You are right. ANTLR will do the correct thing by consuming the 
END_COMPUTE token early. All I wanted to have is to get rid of the 
warnings without enabling backtracking.

Thanks for your help,
Thomas
> At 20:47 17/08/2009, Thomas Woelfle wrote:
> >imperative_statement
> >  : imperative_compute_statement
> >  ;
> >
> >imperative_statement_list
> >  : imperative_statement+
> >  ;
> >
> >imperative_compute_statement
> >  : COMPUTE^ Identifier+ EQUAL Identifier END_COMPUTE?
> >  ;
> >
> >conditional_compute_statement
> >  : COMPUTE^ Identifier+ EQUAL Identifier
> >      (ON? SIZE ERROR imperative_statement_list)?
> >      END_COMPUTE?
> >  ;
> [...]
> >ANTLR tells me that the rule 'imperative_compute_statement' has
> >more than one alternative to match the optional 'END_COMPUTE'.

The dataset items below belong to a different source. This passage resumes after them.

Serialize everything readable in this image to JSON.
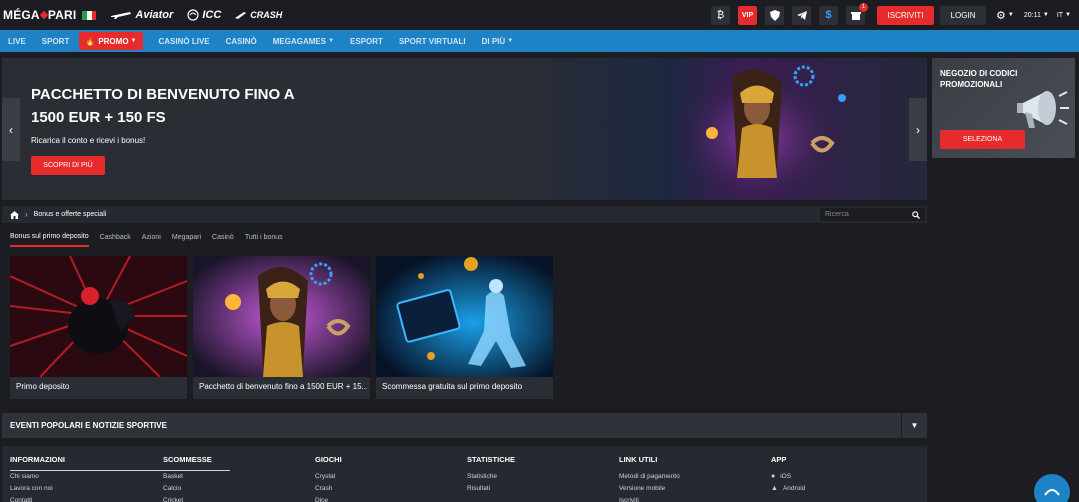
{
  "header": {
    "logo_text_1": "MÉGA",
    "logo_text_2": "PARI",
    "partners": [
      "Aviator",
      "ICC",
      "CRASH"
    ],
    "icons": [
      "bitcoin-icon",
      "vip-icon",
      "shield-icon",
      "telegram-icon",
      "dollar-icon",
      "gift-icon"
    ],
    "vip_label": "VIP",
    "bitcoin_symbol": "₿",
    "dollar_symbol": "$",
    "gift_badge": "1",
    "signup_label": "ISCRIVITI",
    "login_label": "LOGIN",
    "time": "20:11",
    "language": "IT"
  },
  "nav": {
    "items": [
      "LIVE",
      "SPORT",
      "PROMO",
      "CASINÒ LIVE",
      "CASINÒ",
      "MEGAGAMES",
      "ESPORT",
      "SPORT VIRTUALI",
      "DI PIÙ"
    ]
  },
  "banner": {
    "title_line1": "PACCHETTO DI BENVENUTO FINO A",
    "title_line2": "1500 EUR + 150 FS",
    "subtitle": "Ricarica il conto e ricevi i bonus!",
    "button_label": "SCOPRI DI PIÙ"
  },
  "side_promo": {
    "title": "NEGOZIO DI CODICI PROMOZIONALI",
    "button_label": "SELEZIONA"
  },
  "breadcrumb": {
    "current": "Bonus e offerte speciali",
    "search_placeholder": "Ricerca"
  },
  "tabs": [
    "Bonus sul primo deposito",
    "Cashback",
    "Azioni",
    "Megapari",
    "Casinò",
    "Tutti i bonus"
  ],
  "cards": [
    {
      "caption": "Primo deposito"
    },
    {
      "caption": "Pacchetto di benvenuto fino a 1500 EUR + 15..."
    },
    {
      "caption": "Scommessa gratuita sul primo deposito"
    }
  ],
  "events": {
    "title": "EVENTI POPOLARI E NOTIZIE SPORTIVE"
  },
  "footer": {
    "columns": [
      {
        "title": "INFORMAZIONI",
        "items": [
          "Chi siamo",
          "Lavora con noi",
          "Contatti"
        ]
      },
      {
        "title": "SCOMMESSE",
        "items": [
          "Basket",
          "Calcio",
          "Cricket"
        ]
      },
      {
        "title": "GIOCHI",
        "items": [
          "Crystal",
          "Crash",
          "Dice"
        ]
      },
      {
        "title": "STATISTICHE",
        "items": [
          "Statistiche",
          "Risultati"
        ]
      },
      {
        "title": "LINK UTILI",
        "items": [
          "Metodi di pagamento",
          "Versione mobile",
          "Iscriviti"
        ]
      },
      {
        "title": "APP",
        "items": [
          "iOS",
          "Android"
        ]
      }
    ]
  },
  "colors": {
    "accent_red": "#e52b2b",
    "nav_blue": "#1e82c7",
    "background": "#1b1d22"
  }
}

> >Can anybody give me a hint on how to rewrite this grammar so
> >that the warning no longer appears?
>
> The problem here, I think, is that a conditional_compute_statement 
> that uses the SIZE ERROR clause contains an imperative_statement_list, 
> which in turn contains an imperative_statement, then an 
> imperative_computer_statement, which finally has an optional 
> END_COMPUTE token.  And then back in conditional_compute_statement 
> immediately following that, there's another optional END_COMPUTE 
> token.  So ANTLR is warning that it's unclear whether an END_COMPUTE 
> at that point in the input should be for the inner statement (the 
> imperative_compute_statement in the SIZE ERROR block) or the outer 
> statement (the conditional_compute_statement).
>
> You can just ignore the warning, as ANTLR will (I think) default to 
> matching it in the inner statement (similar to the "nested else" 
> problem discussed on the wiki).
>
> Another possibility is to introduce some kind of delimiters (eg. 
> braces around the imperative_statement_list) so that it's obvious 
> where one ends and the other resumes.  Of course, that would require 
> changing the input language, which might not be an option.
>
> There's probably also a way to resolve this through rule 
> restructuring, but I'm not sure offhand what that would be.